It was the week before Halloween, and Webber was visiting classes at Jackson Elementary School in El Dorado Hills. She debunked several bat myths as she went.

“Do you know that saying, ‘blind as a bat'? Well, it’s just not true,” Webber said. “They can see you in the day as well as I can see you, except they see in black and white.”

Webber runs Bat World Sierra, a rescue operation that cares for sick and injured bats, out of her home. She releases most of her bat patients but keeps some that couldn’t survive in the wild.

She began her slide show, running through decidedly non-sinister images of furry, flying creatures with strange faces. One slide showed a helpless-looking little bat with pointy ears and a tiny, pink nose. It looked something like a tiny possum with a pink pig snout.

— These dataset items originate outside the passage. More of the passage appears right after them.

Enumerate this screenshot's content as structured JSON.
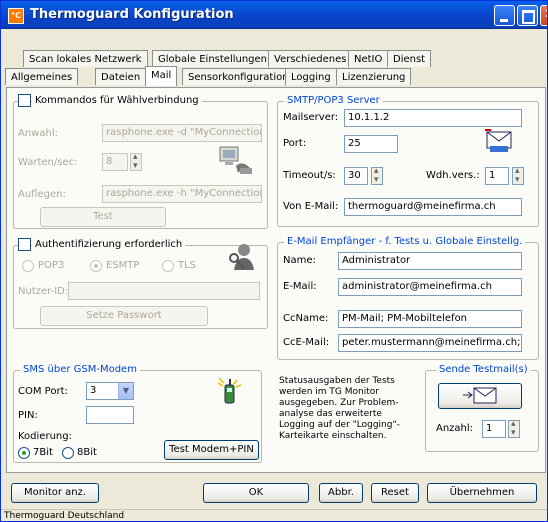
{
  "window": {
    "title": "Thermoguard Konfiguration",
    "icon_text": "°C"
  },
  "tabs_row1": [
    "Scan lokales Netzwerk",
    "Globale Einstellungen",
    "Verschiedenes",
    "NetIO",
    "Dienst"
  ],
  "tabs_row2": [
    "Allgemeines",
    "Dateien",
    "Mail",
    "Sensorkonfiguration",
    "Logging",
    "Lizenzierung"
  ],
  "selected_tab": "Mail",
  "dialup": {
    "title": "Kommandos für Wählverbindung",
    "dial_label": "Anwahl:",
    "dial_value": "rasphone.exe -d \"MyConnection",
    "wait_label": "Warten/sec:",
    "wait_value": "8",
    "hangup_label": "Auflegen:",
    "hangup_value": "rasphone.exe -h \"MyConnection",
    "test_button": "Test"
  },
  "auth": {
    "title": "Authentifizierung erforderlich",
    "options": [
      "POP3",
      "ESMTP",
      "TLS"
    ],
    "selected": "ESMTP",
    "user_label": "Nutzer-ID:",
    "user_value": "",
    "password_button": "Setze Passwort"
  },
  "sms": {
    "title": "SMS über GSM-Modem",
    "com_label": "COM Port:",
    "com_value": "3",
    "pin_label": "PIN:",
    "pin_value": "",
    "encoding_label": "Kodierung:",
    "encoding_options": [
      "7Bit",
      "8Bit"
    ],
    "encoding_selected": "7Bit",
    "test_button": "Test Modem+PIN"
  },
  "smtp": {
    "title": "SMTP/POP3 Server",
    "server_label": "Mailserver:",
    "server_value": "10.1.1.2",
    "port_label": "Port:",
    "port_value": "25",
    "timeout_label": "Timeout/s:",
    "timeout_value": "30",
    "retry_label": "Wdh.vers.:",
    "retry_value": "1",
    "from_label": "Von E-Mail:",
    "from_value": "thermoguard@meinefirma.ch"
  },
  "recipient": {
    "title": "E-Mail Empfänger - f. Tests u. Globale Einstellg.",
    "name_label": "Name:",
    "name_value": "Administrator",
    "email_label": "E-Mail:",
    "email_value": "administrator@meinefirma.ch",
    "ccname_label": "CcName:",
    "ccname_value": "PM-Mail; PM-Mobiltelefon",
    "ccemail_label": "CcE-Mail:",
    "ccemail_value": "peter.mustermann@meinefirma.ch; pe"
  },
  "info_text": "Statusausgaben der Tests werden im TG Monitor ausgegeben. Zur Problem-analyse das erweiterte Logging auf der \"Logging\"-Karteikarte einschalten.",
  "testmail": {
    "title": "Sende Testmail(s)",
    "count_label": "Anzahl:",
    "count_value": "1"
  },
  "buttons": {
    "monitor": "Monitor anz.",
    "ok": "OK",
    "cancel": "Abbr.",
    "reset": "Reset",
    "apply": "Übernehmen"
  },
  "status": "Thermoguard Deutschland",
  "colors": {
    "titlebar": "#0a5fe8",
    "group_title_blue": "#0046d5",
    "window_bg": "#ece9d8"
  }
}
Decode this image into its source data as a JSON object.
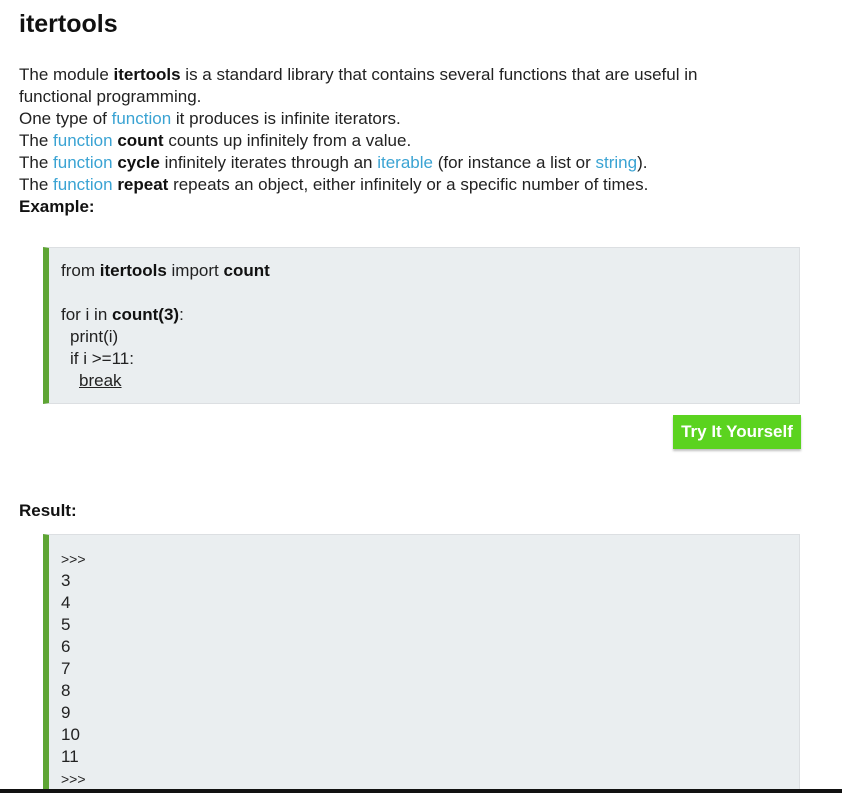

“This is the mighty vampire bat,” Webber said. “No fangs here.”

“Ooohhh,” cooed a few students.

Although the bat’s bloodthirsty image, thanks mostly to Bram Stoker’s 1897 novel Dracula and decades of less-sophisticated Hollywood offerings, doesn’t quite mesh with reality, some bats really do drink blood. Three species of vampire bats, found only in Latin America, live on the blood of livestock and poultry by making tiny incisions with their teeth and lapping up two teaspoons or so of blood at a time.

Vampire bats are small and harmless, especially to humans, but they’ve done plenty to ruin the images of the more than 1,000 other species of bats in the world.

Another slide showed a California leaf-nosed bat, which lives in the deserts of Southern California, Arizona and Mexico. With its big ears; gray fur; upturned nose; and tiny, black eyes, the leaf-nose looks a bit like a rabbit. But its ears are highly evolved microphones that can hear dinner: a cricket’s footsteps or a caterpillar’s chewing.

The leaf-nosed bat, Webber told students, is declining in numbers because people in Mexico mistake it for a bloodsucker and burn the caves where it lives.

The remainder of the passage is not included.